Disclosure of Invention
An object of the present invention is to solve at least the above problems and/or disadvantages and to provide at least the advantages described hereinafter.
It is still another object of the present invention to provide a liquid microbial fertilizer and a method for preparing the same, which can promote the formation of spores of microorganisms at normal temperature, greatly increase the number of active bacteria in the preservation process, and improve the cold resistance of crops.
To achieve these objects and other advantages in accordance with the present invention, there is provided a liquid microbial fertilizer comprising the following raw materials in weight percent: 70-90% of microbial agent and 10-30% of molasses alcohol concentrated solution.
Preferably, the microbial agent is bacillus.
Preferably, the bacillus has the functions of preventing diseases and promoting growth.
Preferably, the molasses alcohol concentrated solution is obtained by concentrating waste liquor generated after alcohol production by using molasses as a raw material, and the brix of the concentrated solution is 50-70 oBx.
Preferably, the method comprises the following steps:
the method comprises the following steps: selecting excellent strains, activating by streaking, and then selecting a single colony to be inoculated to an NB liquid culture medium for culture to obtain a seed solution;
step two: the seed solution is subjected to stepwise amplification culture to prepare a high-content spore-state microbial agent;
step three: and uniformly mixing the microbial agent and the molasses alcohol concentrated solution in proportion to obtain the liquid microbial fertilizer.
Preferably, the spore rate of the microbial agent prepared in the second step is more than 90%, and the effective viable count in the microbial agent is more than 50 hundred million/mL.
Preferably, in the first step, the NB liquid medium includes the following components by mass: 3-5g/L beef extract, 8-10g/L peptone, 3-5g/L sodium chloride and pH 6.0-6.5.
Preferably, in the second step, the culture medium for the step-by-step expansion culture of the seed solution comprises the following components in mass concentration: 70-100g/L of molasses alcohol concentrated solution, 10-30g/L of corn steep liquor dry powder and pH 6.0-6.5.
Preferably, the liquid microbial fertilizer also comprises 0.1-0.5% of chitosan by mass fraction.

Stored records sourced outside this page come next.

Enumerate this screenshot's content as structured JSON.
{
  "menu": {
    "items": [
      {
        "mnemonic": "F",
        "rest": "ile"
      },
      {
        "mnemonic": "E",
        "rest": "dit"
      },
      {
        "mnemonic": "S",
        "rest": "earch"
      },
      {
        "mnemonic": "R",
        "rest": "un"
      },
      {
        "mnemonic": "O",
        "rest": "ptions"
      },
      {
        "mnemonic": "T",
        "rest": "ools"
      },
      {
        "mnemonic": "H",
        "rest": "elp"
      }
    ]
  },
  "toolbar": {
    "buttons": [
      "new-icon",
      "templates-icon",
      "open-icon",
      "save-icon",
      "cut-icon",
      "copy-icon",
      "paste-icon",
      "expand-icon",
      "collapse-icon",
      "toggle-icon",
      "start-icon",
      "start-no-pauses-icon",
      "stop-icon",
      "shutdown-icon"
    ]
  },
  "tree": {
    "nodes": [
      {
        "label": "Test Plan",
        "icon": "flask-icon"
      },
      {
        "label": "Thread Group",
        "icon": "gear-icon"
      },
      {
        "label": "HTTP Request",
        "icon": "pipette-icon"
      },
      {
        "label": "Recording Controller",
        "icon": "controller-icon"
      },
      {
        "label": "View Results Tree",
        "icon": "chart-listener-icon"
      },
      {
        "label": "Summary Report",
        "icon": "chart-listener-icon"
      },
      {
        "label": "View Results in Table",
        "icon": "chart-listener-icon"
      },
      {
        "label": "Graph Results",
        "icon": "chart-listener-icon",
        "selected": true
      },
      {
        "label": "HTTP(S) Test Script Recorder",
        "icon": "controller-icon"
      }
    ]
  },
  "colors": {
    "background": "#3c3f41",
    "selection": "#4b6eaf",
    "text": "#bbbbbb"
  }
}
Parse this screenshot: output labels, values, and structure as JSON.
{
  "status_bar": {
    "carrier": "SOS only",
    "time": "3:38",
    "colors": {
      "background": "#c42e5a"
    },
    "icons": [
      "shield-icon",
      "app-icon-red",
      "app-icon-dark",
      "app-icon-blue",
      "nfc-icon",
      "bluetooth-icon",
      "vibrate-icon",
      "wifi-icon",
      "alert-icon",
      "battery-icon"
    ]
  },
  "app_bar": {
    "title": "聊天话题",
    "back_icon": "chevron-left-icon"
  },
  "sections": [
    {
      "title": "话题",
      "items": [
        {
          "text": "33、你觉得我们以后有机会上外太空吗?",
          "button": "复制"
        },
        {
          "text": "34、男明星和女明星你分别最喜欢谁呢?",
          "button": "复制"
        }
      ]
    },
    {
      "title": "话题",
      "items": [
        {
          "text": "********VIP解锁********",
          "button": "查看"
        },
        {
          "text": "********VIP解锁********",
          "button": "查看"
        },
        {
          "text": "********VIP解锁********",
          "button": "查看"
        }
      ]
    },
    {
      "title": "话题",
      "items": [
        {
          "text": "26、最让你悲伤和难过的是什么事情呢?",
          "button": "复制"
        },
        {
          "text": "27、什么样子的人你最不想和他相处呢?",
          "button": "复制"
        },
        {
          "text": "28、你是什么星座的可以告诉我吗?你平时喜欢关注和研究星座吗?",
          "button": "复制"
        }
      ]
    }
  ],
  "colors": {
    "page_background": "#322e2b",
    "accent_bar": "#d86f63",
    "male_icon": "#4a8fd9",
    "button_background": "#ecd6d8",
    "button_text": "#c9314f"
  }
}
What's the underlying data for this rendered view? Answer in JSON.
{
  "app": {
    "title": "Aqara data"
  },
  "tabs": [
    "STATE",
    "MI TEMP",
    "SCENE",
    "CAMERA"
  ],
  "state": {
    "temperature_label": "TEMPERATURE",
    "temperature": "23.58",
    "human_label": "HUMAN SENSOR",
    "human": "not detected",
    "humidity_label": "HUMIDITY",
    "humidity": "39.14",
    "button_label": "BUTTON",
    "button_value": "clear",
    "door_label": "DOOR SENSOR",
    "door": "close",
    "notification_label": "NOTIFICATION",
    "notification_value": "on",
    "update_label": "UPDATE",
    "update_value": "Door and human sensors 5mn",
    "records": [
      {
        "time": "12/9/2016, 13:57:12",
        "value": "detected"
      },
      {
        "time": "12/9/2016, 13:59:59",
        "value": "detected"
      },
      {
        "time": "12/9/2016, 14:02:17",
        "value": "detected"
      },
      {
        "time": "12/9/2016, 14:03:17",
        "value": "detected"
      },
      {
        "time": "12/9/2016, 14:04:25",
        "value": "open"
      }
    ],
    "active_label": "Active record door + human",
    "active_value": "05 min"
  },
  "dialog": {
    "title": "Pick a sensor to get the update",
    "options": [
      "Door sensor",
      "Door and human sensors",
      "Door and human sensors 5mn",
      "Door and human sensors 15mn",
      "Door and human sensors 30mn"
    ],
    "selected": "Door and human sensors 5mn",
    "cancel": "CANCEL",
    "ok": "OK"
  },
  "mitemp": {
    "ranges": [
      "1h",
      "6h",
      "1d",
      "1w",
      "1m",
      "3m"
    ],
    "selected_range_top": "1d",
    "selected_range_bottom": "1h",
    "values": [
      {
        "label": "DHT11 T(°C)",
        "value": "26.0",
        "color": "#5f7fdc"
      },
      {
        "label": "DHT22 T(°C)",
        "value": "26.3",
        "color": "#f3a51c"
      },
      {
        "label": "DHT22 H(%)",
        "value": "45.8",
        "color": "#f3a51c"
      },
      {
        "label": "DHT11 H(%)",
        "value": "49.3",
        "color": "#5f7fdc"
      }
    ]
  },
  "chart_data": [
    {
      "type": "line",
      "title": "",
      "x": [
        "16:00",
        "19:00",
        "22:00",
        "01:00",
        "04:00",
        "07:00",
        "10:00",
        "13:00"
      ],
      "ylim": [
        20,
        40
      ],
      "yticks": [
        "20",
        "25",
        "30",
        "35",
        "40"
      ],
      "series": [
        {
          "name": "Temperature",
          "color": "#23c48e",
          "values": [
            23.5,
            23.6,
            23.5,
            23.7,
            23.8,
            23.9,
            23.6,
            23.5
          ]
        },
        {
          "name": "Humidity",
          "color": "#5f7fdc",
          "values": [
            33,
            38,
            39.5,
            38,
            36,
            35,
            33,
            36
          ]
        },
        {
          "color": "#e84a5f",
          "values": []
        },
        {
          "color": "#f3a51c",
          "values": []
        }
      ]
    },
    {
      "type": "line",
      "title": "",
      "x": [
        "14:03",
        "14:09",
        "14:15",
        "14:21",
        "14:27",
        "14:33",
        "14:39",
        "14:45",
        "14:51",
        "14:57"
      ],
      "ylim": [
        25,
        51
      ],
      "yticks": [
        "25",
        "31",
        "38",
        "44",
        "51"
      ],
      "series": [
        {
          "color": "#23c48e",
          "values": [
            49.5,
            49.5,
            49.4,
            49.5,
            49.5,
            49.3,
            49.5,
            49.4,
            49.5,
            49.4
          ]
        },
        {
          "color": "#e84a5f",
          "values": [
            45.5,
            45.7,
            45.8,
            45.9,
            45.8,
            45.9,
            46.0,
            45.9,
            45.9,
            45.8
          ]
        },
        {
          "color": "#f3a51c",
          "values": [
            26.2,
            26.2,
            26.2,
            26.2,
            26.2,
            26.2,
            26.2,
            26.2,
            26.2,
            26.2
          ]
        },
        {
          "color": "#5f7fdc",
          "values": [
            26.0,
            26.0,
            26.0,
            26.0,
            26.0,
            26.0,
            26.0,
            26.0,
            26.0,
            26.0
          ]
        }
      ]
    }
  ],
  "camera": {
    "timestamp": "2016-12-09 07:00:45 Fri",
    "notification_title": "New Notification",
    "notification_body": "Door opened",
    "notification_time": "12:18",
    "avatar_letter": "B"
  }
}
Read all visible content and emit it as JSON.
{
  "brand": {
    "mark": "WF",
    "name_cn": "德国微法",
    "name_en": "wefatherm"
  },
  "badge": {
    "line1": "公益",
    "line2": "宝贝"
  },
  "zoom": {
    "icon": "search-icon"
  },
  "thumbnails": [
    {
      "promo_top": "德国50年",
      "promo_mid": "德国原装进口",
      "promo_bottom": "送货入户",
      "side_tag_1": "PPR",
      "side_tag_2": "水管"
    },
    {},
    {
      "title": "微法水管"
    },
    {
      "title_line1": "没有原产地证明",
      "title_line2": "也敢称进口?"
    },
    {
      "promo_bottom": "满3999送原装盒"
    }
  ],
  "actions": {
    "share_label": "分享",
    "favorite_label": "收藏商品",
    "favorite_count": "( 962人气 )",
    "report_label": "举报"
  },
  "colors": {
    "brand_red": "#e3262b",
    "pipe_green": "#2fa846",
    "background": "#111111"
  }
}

The invention at least comprises the following beneficial effects: the molasses alcohol waste liquid is used as a main raw material, so that the resource of the molasses alcohol waste liquid can be fully utilized, the resource utilization of the waste liquid is realized, and the production and use cost of the fertilizer is reduced; meanwhile, the added microorganisms can decompose macromolecular substances in the molasses alcohol waste liquid into micromolecular substances which are more beneficial to plant absorption, so that the fertilizer is richer in nutrition and is easy to absorb; does not contain any synthetic hormone, thereby reducing the environmental pollution; the chitosan is added, so that the cold resistance and the disease prevention performance of crops are improved. The invention has the characteristics of simple preparation method, high effective viable count, obvious effects of disease prevention, growth promotion and cold resistance and the like.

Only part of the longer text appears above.